Hollywood Museum
Hollywood, California
Although not officially associated with the film industry, the Hollywood Museum claims to have the world's most extensive collection of Hollywood movie memorabilia -- or, in the local vernacular, "show biz treasures." With four floors and more than 10,000 artifacts, its Hollywood-size boast seems justified.
Curators at the Hollywood Museum can choose from a never-ending supply of new pop culture relics, and formerly A-list artifacts can quickly becomes forgotten in the frantic turnover of Hollywood fame. How much longer, for example, will the fickle public want to see the dog from "There's Something About Mary"?

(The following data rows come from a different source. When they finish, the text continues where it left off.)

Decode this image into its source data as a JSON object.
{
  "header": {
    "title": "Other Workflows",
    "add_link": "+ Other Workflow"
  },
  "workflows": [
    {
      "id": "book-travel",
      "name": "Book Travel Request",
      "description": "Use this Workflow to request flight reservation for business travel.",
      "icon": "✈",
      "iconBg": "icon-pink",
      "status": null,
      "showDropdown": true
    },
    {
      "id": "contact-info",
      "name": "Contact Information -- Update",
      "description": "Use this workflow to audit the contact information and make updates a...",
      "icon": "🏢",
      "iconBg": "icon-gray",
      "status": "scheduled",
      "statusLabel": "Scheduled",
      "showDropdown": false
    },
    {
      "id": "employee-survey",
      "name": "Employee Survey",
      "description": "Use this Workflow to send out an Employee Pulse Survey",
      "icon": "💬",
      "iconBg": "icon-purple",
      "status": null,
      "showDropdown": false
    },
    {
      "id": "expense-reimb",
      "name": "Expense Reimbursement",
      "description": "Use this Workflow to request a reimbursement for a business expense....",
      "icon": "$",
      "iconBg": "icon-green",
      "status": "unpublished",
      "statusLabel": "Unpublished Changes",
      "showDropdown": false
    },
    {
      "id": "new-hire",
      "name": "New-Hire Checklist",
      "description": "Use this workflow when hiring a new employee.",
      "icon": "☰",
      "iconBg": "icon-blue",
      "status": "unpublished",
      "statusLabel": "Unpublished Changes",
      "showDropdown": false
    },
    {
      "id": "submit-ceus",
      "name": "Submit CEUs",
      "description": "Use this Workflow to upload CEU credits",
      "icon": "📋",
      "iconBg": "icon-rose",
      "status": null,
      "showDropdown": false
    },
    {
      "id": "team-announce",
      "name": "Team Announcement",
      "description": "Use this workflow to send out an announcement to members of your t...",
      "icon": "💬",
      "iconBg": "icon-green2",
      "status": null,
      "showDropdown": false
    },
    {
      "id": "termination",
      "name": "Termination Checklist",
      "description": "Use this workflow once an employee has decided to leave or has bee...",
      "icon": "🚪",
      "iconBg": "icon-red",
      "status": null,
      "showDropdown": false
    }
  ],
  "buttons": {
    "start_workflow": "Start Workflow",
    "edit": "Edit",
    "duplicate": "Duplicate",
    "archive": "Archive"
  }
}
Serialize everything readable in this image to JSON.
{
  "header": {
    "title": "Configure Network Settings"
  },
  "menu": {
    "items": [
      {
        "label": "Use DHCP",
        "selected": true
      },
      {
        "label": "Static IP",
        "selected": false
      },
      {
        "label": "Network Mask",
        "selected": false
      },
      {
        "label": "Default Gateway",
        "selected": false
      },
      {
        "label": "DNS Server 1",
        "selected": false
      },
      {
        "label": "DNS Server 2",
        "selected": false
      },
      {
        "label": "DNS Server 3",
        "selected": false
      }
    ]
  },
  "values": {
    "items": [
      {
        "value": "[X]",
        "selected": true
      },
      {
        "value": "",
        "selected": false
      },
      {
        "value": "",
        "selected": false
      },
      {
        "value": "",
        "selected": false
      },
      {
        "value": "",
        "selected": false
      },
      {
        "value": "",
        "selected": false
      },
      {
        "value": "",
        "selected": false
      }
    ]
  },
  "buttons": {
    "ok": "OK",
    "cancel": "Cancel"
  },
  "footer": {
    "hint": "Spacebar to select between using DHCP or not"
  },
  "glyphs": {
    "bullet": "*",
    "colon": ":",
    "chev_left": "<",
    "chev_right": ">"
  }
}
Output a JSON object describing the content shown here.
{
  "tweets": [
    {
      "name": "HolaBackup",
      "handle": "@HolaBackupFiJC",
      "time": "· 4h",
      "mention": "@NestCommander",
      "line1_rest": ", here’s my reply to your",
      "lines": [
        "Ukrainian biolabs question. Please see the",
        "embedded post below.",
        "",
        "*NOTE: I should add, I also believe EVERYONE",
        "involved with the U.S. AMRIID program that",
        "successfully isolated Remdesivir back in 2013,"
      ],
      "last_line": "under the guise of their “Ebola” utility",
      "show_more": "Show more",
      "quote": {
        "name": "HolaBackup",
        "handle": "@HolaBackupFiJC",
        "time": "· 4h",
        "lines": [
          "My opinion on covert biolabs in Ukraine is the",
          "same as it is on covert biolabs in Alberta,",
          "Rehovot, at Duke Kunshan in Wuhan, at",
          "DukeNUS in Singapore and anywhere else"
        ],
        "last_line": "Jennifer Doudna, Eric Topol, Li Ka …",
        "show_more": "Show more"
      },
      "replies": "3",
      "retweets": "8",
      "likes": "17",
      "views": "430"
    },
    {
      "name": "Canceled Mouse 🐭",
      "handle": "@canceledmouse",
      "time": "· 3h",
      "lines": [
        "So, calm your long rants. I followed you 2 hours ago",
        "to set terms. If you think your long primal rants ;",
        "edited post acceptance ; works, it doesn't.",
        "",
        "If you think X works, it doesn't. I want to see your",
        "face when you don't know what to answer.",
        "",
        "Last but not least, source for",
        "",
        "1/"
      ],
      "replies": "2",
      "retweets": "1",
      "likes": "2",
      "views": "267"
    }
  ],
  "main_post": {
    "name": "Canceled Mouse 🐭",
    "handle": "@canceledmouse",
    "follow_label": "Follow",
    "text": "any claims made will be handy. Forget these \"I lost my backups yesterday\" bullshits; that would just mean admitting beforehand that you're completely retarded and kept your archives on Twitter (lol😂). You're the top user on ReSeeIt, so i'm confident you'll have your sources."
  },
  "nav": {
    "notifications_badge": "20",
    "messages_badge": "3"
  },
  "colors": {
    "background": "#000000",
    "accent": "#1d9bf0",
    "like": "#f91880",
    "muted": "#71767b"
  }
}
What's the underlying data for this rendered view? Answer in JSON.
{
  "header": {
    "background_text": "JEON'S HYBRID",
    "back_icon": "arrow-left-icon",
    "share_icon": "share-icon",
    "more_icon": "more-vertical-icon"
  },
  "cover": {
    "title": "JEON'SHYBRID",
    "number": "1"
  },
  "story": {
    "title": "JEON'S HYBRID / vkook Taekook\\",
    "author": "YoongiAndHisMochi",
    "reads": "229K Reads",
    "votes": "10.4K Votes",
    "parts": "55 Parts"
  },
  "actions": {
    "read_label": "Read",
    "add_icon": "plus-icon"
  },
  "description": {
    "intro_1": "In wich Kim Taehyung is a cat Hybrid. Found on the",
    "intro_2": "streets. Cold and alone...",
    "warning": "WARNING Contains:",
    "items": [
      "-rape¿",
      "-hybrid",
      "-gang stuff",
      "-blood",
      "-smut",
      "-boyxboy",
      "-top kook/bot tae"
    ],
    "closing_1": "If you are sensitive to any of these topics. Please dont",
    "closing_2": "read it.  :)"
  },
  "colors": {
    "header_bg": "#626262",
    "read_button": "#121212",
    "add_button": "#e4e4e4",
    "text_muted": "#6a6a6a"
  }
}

Fortunately, the Museum has plenty of Tinseltown icons with staying power, such as Indiana Jones's whip, Sylvester Stalone's boxing gloves, Pee Wee Herman's bicycle, a prescription bottle of Marilyn Monroe's pills, Elvis's favorite bathrobe, and a pair of Ruby Slippers -- considered the single most valuable prop in film history. The basement of horror includes Hannibal Lecter's mask and the full-length hallway of jail cells from "Silence of the Lambs."
The Museum fills the art deco Max Factor Building, which took nine years to restore before it reopened in 2003. Exhibits devoted to Max, perhaps the most famous Hollywood makeup artist of all time, include the rooms where he made Marilyn a blonde and Lucy a redhead, and features one of his bizarre Beauty Calibration machines -- which, to make a Hollywood-appropriate comparison, looks like something out of a Hellraiser movie.